[Air-l] ICE-T again
Alexander Kuskis
alex.kuskis at netscape.ca
Wed Jul 11 17:59:21 PDT 2007
I don't think we need to bother with the dismal science in understanding the
link between communication and commerce. They have had a close relationship
at least since the invention of writing in Mesopotamia during the late 4th
century BC. Denise Schmandt-Besserat has traced the origin of writing itself
to the symbols and markings made on clay tokens used for accounting purposes
in the 4th Century BC Middle East, roughly jn the area where Iraq is today.
See http://www.utexas.edu/utpress/excerpts/exschhop.html . Furthermore,
business has been quick to adopt every major communication technology, from
Gutenberg's printing press up to our own era. The Internet is something of
an exception in this regard, because commercial applications were explicitly
forbidden during its ARPANET and later NSF days. But business has more than
made up for it since. We need not invoke McLuhan's identification of money
as a communication medium itself to understand commerce as communication.
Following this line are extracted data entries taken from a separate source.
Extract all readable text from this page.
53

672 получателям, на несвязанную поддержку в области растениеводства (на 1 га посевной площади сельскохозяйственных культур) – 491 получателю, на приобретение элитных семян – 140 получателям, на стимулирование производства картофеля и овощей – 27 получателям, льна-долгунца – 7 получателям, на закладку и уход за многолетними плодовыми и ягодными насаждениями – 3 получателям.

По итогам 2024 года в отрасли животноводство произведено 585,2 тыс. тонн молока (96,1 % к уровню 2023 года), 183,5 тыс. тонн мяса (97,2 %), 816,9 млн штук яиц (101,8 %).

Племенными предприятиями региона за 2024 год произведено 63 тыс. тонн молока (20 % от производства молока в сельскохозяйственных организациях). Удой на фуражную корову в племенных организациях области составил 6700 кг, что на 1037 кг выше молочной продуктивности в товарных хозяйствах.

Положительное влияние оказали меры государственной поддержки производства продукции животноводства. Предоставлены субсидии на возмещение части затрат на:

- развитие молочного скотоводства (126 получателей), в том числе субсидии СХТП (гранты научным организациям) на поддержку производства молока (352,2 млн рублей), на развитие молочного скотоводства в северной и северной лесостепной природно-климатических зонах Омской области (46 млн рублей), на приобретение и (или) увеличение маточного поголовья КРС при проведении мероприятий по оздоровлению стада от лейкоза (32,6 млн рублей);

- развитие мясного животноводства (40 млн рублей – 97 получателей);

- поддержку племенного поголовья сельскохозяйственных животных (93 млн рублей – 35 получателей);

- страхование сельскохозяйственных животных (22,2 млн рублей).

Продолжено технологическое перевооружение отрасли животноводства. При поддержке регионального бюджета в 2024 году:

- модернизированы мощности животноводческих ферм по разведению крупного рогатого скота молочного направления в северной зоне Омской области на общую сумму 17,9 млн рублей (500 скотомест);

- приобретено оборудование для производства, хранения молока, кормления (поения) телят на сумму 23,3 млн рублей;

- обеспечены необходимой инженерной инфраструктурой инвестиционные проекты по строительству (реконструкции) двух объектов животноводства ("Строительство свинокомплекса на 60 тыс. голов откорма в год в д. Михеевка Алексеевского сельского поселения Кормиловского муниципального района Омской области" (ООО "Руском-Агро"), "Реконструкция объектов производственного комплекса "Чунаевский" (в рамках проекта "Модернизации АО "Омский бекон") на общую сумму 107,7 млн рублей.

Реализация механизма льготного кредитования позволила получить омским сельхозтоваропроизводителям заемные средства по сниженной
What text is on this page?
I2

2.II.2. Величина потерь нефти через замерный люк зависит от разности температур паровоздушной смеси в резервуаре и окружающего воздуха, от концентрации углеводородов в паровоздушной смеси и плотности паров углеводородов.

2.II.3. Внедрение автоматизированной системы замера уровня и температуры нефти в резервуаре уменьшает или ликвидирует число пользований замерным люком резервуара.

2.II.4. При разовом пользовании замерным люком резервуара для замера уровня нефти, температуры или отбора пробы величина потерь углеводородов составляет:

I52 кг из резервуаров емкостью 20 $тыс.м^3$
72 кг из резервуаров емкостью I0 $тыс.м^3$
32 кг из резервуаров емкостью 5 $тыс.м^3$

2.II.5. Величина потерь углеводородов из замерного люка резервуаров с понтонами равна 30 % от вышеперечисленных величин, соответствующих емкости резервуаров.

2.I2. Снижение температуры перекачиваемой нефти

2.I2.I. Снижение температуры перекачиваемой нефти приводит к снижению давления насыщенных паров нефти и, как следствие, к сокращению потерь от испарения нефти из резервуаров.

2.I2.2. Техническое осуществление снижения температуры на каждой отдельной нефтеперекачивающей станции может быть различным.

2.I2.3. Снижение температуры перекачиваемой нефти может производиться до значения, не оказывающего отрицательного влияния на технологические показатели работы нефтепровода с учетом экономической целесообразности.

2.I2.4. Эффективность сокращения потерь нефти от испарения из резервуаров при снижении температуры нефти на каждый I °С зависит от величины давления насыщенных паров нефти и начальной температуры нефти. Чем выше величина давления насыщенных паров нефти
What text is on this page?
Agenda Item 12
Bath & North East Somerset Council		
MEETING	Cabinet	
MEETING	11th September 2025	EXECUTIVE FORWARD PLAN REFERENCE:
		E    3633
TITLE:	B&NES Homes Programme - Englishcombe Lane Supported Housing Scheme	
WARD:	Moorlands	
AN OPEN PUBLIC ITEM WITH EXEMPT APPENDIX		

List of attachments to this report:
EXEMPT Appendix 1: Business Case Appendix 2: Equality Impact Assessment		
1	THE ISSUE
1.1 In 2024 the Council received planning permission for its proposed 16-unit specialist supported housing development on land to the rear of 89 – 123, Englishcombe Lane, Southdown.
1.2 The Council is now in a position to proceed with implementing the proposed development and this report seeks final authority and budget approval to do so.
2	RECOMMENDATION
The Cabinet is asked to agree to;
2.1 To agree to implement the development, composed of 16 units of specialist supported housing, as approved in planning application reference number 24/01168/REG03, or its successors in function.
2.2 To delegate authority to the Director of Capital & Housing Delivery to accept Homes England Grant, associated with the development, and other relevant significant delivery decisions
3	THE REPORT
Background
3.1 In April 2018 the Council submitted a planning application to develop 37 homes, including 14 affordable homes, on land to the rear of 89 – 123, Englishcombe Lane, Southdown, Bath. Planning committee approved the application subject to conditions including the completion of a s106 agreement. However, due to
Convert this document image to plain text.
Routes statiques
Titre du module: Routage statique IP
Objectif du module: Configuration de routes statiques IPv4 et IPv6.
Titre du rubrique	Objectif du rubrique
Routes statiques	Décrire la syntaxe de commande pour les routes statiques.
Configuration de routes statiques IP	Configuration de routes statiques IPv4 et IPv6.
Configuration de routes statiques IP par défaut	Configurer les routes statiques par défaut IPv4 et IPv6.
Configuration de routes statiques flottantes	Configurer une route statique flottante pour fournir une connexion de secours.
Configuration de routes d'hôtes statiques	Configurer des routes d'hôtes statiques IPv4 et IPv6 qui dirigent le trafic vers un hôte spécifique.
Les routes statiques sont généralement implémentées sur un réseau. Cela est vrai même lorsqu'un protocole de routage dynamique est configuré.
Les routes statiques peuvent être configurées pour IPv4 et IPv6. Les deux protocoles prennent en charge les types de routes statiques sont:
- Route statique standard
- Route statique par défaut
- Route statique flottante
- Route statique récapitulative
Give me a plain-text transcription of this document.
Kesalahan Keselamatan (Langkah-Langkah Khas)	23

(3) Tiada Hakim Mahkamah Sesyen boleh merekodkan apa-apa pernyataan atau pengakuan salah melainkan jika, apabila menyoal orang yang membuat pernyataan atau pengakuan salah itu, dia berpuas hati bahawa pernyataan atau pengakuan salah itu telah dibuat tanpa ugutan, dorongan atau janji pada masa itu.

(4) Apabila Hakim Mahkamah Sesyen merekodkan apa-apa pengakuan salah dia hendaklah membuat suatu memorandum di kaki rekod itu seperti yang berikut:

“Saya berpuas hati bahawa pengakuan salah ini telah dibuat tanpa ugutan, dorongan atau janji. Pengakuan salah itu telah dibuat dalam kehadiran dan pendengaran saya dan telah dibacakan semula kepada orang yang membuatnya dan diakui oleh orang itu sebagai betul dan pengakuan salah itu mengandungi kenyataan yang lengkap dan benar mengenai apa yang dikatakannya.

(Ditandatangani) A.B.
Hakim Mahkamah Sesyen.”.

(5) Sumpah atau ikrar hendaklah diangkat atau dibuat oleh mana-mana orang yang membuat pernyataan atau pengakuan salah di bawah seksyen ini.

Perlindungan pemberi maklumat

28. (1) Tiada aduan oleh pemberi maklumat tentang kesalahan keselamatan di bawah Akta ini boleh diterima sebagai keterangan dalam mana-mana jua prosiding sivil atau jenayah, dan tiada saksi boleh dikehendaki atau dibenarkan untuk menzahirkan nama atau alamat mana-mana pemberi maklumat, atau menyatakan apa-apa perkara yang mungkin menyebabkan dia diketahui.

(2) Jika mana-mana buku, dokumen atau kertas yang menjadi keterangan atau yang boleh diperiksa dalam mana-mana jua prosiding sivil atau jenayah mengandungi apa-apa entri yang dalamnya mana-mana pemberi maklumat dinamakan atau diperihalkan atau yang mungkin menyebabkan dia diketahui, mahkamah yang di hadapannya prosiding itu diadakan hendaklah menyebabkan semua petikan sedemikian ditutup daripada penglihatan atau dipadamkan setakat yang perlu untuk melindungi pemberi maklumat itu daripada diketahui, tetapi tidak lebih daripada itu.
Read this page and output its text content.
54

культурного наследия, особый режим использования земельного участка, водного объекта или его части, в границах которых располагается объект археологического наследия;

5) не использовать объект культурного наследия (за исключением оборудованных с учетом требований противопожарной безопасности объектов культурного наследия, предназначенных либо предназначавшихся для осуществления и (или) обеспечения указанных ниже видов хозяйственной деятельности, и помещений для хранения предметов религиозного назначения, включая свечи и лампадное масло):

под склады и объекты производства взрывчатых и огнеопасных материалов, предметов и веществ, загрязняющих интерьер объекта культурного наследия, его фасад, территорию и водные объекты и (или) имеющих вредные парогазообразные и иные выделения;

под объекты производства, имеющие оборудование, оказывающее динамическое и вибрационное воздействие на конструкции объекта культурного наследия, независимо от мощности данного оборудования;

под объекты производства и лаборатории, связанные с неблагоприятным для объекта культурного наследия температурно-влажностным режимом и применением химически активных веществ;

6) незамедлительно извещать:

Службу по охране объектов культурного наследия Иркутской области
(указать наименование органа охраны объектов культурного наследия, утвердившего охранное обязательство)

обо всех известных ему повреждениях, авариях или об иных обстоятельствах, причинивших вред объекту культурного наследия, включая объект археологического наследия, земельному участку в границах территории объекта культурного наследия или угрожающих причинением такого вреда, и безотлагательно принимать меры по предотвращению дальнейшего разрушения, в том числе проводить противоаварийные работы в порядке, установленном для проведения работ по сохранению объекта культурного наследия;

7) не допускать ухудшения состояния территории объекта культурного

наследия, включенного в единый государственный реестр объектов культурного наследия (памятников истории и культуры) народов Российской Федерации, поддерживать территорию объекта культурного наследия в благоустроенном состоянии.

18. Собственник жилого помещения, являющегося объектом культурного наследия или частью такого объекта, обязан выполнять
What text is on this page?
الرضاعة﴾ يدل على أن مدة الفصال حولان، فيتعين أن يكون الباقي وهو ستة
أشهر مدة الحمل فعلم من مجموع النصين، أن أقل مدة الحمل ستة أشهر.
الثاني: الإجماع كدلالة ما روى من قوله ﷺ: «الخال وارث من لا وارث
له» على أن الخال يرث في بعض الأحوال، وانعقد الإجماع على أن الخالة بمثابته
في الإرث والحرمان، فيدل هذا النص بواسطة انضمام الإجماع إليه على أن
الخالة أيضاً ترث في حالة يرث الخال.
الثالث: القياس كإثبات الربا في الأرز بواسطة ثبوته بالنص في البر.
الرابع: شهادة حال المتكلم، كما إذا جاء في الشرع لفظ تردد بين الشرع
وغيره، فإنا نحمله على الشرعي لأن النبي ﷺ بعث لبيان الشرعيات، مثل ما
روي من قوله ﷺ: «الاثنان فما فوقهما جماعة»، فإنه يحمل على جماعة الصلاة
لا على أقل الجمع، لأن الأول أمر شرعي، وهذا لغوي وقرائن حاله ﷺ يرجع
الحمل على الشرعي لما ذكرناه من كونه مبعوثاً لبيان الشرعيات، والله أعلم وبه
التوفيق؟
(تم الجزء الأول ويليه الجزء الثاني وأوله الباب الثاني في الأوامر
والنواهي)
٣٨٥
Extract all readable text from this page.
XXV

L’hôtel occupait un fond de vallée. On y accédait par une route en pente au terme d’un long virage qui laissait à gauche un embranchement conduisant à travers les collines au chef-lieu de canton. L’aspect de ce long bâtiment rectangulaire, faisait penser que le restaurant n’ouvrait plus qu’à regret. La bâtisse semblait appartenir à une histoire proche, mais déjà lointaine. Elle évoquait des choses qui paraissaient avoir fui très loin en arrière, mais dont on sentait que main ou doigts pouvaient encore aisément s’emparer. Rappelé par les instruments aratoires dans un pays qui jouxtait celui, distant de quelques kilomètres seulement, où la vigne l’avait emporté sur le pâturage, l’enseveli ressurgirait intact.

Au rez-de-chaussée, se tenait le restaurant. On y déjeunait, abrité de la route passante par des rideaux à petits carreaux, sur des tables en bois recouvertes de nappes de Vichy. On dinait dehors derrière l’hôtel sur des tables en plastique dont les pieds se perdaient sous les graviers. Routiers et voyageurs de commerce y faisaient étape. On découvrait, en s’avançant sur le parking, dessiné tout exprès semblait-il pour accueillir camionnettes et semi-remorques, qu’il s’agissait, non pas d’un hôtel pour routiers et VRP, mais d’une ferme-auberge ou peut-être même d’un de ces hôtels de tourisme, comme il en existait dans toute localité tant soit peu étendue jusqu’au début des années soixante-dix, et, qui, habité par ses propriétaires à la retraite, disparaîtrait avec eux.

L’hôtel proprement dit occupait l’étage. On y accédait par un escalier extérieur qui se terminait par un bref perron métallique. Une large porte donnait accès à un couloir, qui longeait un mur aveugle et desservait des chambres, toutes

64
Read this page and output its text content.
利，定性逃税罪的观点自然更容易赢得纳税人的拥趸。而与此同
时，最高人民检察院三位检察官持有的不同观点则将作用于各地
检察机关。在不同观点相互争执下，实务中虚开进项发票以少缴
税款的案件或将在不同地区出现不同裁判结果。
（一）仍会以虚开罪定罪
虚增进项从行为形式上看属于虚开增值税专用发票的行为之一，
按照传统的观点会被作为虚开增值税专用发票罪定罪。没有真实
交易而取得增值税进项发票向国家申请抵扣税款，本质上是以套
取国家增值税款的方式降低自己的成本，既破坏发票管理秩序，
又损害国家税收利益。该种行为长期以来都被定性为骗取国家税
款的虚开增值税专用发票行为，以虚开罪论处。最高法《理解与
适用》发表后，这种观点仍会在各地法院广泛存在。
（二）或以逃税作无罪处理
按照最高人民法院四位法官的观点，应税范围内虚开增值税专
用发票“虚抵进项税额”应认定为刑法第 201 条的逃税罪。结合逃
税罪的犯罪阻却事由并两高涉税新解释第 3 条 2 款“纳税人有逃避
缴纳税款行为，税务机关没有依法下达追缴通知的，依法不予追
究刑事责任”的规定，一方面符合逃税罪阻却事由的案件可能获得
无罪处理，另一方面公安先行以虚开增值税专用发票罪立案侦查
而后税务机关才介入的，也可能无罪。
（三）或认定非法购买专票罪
E-commerce, like e-learning, is simply a major application of ICT. Can
anyone name a communication technology that has not been used for commercial
purposes?.........Alex
Alex Kuskis, PhD
Adjunct Professor
MA Progam in Communication & Leadership
School of Professional Studies
Gonzaga University
-----Original Message-----
From: air-l-bounces at listserv.aoir.org
[mailto:air-l-bounces at listserv.aoir.org] On Behalf Of Barry Wellman
Sent: Tuesday, July 10, 2007 3:25 PM
To: aoir list
Subject: [Air-l] ICE-T again
The last Aoir digest suggests that the response to my ICE-T proposal has
run its course. As you may recall, I suggested Exchange be added to
Information and Communication.
I haven't archived or done heavy analysis, but the response on This List
was unenthusiastic. More interesting to me were the reasons.
Basically, "everything is communication" (Luhmannites), etc, or
"everything is information:
I wish the proponents of each would duke it out (we could make a YouTube
video), but I won't join either camp.
You can expand any definition of information or communciation to include
anything. I could as easily as say (as a sociologist) that all is social
organization and social relations.
Take for example, sex: certainly, it is communication and social
relations, and for the unprotected, all that DNA information is exchanged
(after phone numbers). But like Carrie Bradshaw, I think more is gained by
keeping sexual relations as a separate category.
Where I made a mistake, by aiming for cute memorability, was the Exchange
part for ICE-T. What I was really after was E-Commerce, especially the
sending/selling and receiving/buying of Things. So we might call the E:
"E-Commerce Technologies" to preserve the ICE-T. And if you think that
such behaviour boils down to info or comm, go have it out with the
economists.
Which leads me to the larger point: do we need to disaggregate I and C? I
work a lot in the C world, and it seems to me that interpersonal
communication (on/offline) is different from civic involvement (what
social network analysts call 2-mode connectivity -- person:organization).